Location usually decides for you
The honest answer to which mix is better is: your location has probably already voted. Near a national park, a beach, or a seasonal event circuit, travelers show up and nightly demand is real. Near employers, highways between destinations, and working towns, the demand is monthly — workforce tenants, traveling trades, people between houses. Moore, Texas is squarely the second kind of place, which is why Blue Quail runs monthly-first, and why filling to 30 occupied spots meant employer outreach rather than tourism marketing. Study who is actually inquiring at your park and in your market before designing a mix around the guests you wish you had.
The signals that your mix is wrong
Your park will tell you when the mix needs adjusting, if you track a few things. A waitlist for monthly spots means your monthly rate is too low, your nightly pads should convert, or both. Nightly pads sitting empty outside a short peak season are monthly pads wearing a costume — convert them and stop paying the hospitality workload for hobby revenue. Nightly demand so strong you are turning away peak-season travelers while monthly tenants occupy your best pads suggests the opposite move. The discipline is reviewing revenue per pad by category on a schedule — quarterly is enough — instead of forming impressions from your busiest weekend or your slowest week. Most owners who feel stuck on the mix question have simply never put the per-pad numbers for both categories side by side for a full year.
Running a hybrid without running two businesses badly
Most parks land on a hybrid, and it works if you keep it deliberate. Practical rules: dedicate specific pads to each use rather than flip-flopping every pad; keep a stable monthly base that covers your fixed costs, so nightly income is upside rather than survival; put your best-located pads where they earn the most in your market; and review the mix seasonally rather than reacting to every busy weekend. List your monthly openings where monthly tenants actually look — that is what SpotFinder is for — and let nightly demand find you through the travel channels. The mix that makes the most money is rarely the one with the biggest headline rate; it is the one your location supports and your team can actually operate.
If you want the billing, mix tracking, and per-pad numbers handled in one system, you can try LotRush free for 14 days.
Frequently asked questions
Do nightly RV sites make more money than monthly sites?
Only if occupancy cooperates.

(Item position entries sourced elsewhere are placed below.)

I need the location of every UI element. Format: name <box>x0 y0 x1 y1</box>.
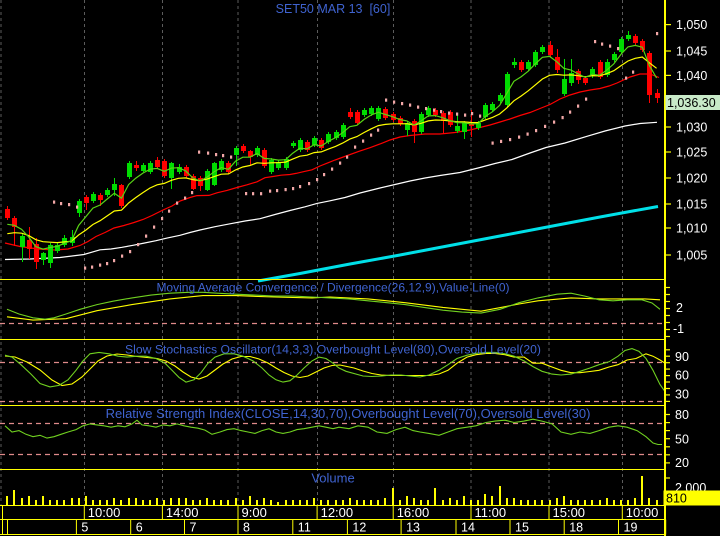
svg-text:18: 18 <box>569 521 583 535</box>
svg-text:1,010: 1,010 <box>676 222 707 236</box>
svg-text:90: 90 <box>675 350 689 364</box>
svg-text:10:00: 10:00 <box>88 505 121 520</box>
svg-text:-1: -1 <box>673 322 684 336</box>
svg-text:19: 19 <box>624 521 638 535</box>
svg-text:1,030: 1,030 <box>676 121 707 135</box>
svg-text:16:00: 16:00 <box>397 505 430 520</box>
svg-text:11:00: 11:00 <box>475 505 507 520</box>
svg-text:SET50 MAR 13 [60]: SET50 MAR 13 [60] <box>276 2 391 16</box>
svg-text:80: 80 <box>675 408 689 422</box>
svg-text:14:00: 14:00 <box>166 505 199 520</box>
svg-text:20: 20 <box>675 456 689 470</box>
svg-text:13: 13 <box>406 521 420 535</box>
svg-text:9:00: 9:00 <box>242 505 267 520</box>
svg-text:1,050: 1,050 <box>676 18 707 32</box>
svg-text:2: 2 <box>676 301 683 315</box>
svg-text:50: 50 <box>675 432 689 446</box>
svg-text:15:00: 15:00 <box>553 505 586 520</box>
svg-text:60: 60 <box>675 369 689 383</box>
svg-text:1,040: 1,040 <box>676 69 707 83</box>
svg-text:12: 12 <box>352 521 366 535</box>
svg-text:14: 14 <box>461 521 475 535</box>
svg-text:11: 11 <box>298 521 311 535</box>
svg-text:7: 7 <box>190 521 197 535</box>
svg-text:8: 8 <box>243 521 250 535</box>
svg-text:1,005: 1,005 <box>676 249 707 263</box>
svg-text:Moving Average Convergence / D: Moving Average Convergence / Divergence(… <box>156 281 509 295</box>
svg-text:30: 30 <box>675 388 689 402</box>
svg-text:1,020: 1,020 <box>676 172 707 186</box>
svg-text:1,045: 1,045 <box>676 45 707 59</box>
svg-text:Slow Stochastics Oscillator(14: Slow Stochastics Oscillator(14,3,3),Over… <box>125 343 541 357</box>
svg-text:810: 810 <box>666 492 687 506</box>
svg-text:15: 15 <box>515 521 529 535</box>
svg-text:1,036.30: 1,036.30 <box>667 96 716 110</box>
svg-text:5: 5 <box>81 521 88 535</box>
svg-text:6: 6 <box>136 521 143 535</box>
svg-text:10:00: 10:00 <box>626 505 659 520</box>
svg-text:Volume: Volume <box>311 471 354 486</box>
svg-text:1,025: 1,025 <box>676 146 707 160</box>
svg-text:12:00: 12:00 <box>321 505 354 520</box>
svg-text:Relative Strength Index(CLOSE,: Relative Strength Index(CLOSE,14,30,70),… <box>106 406 591 421</box>
svg-text:1,015: 1,015 <box>676 198 707 212</box>
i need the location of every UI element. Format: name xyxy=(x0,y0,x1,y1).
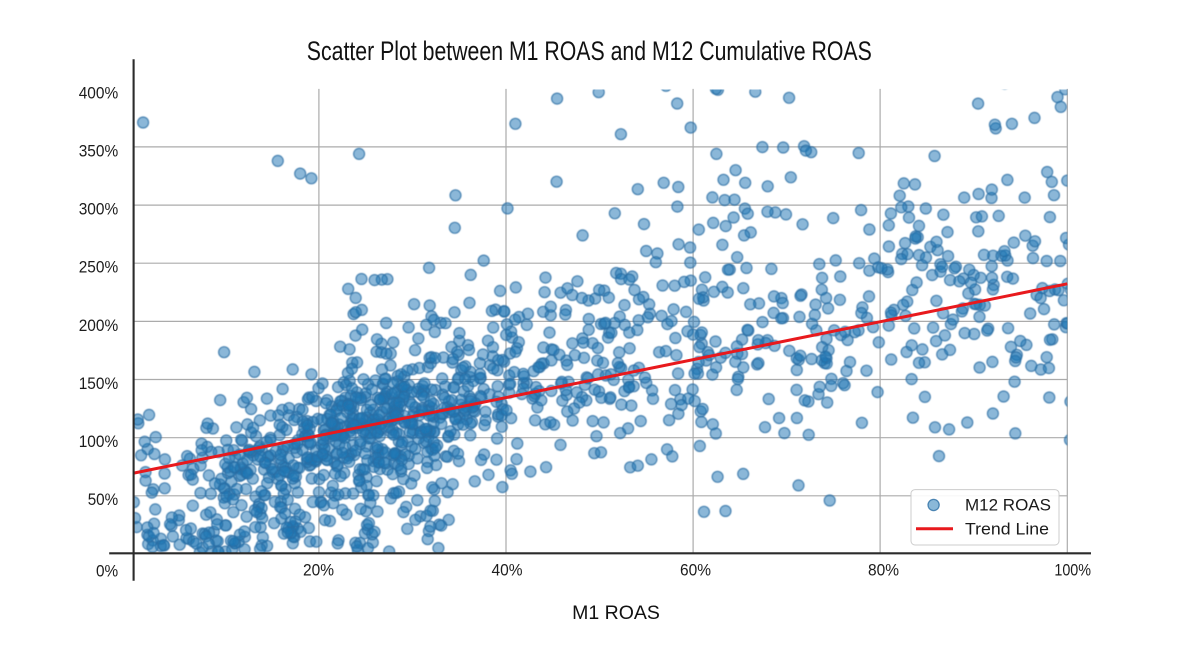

Nightly rates are higher per night, but a monthly tenant pays for every night including the ones no traveler books. Compare your monthly rate against nightly revenue at realistic year-round occupancy, not at a full calendar.
What is the biggest hidden cost of monthly tenants?
Bundled electricity. A full-time tenant running air conditioning or heat can consume enough power to erode the rent margin, which is why most experienced owners submeter electric on long-term sites and bill it separately each month.
How should I decide my park’s monthly-versus-nightly mix?
Let your location and actual inquiries decide. Tourist destinations support nightly; working towns and employer corridors support monthly. A common approach is a stable monthly base that covers fixed costs, with dedicated nightly pads capturing seasonal upside.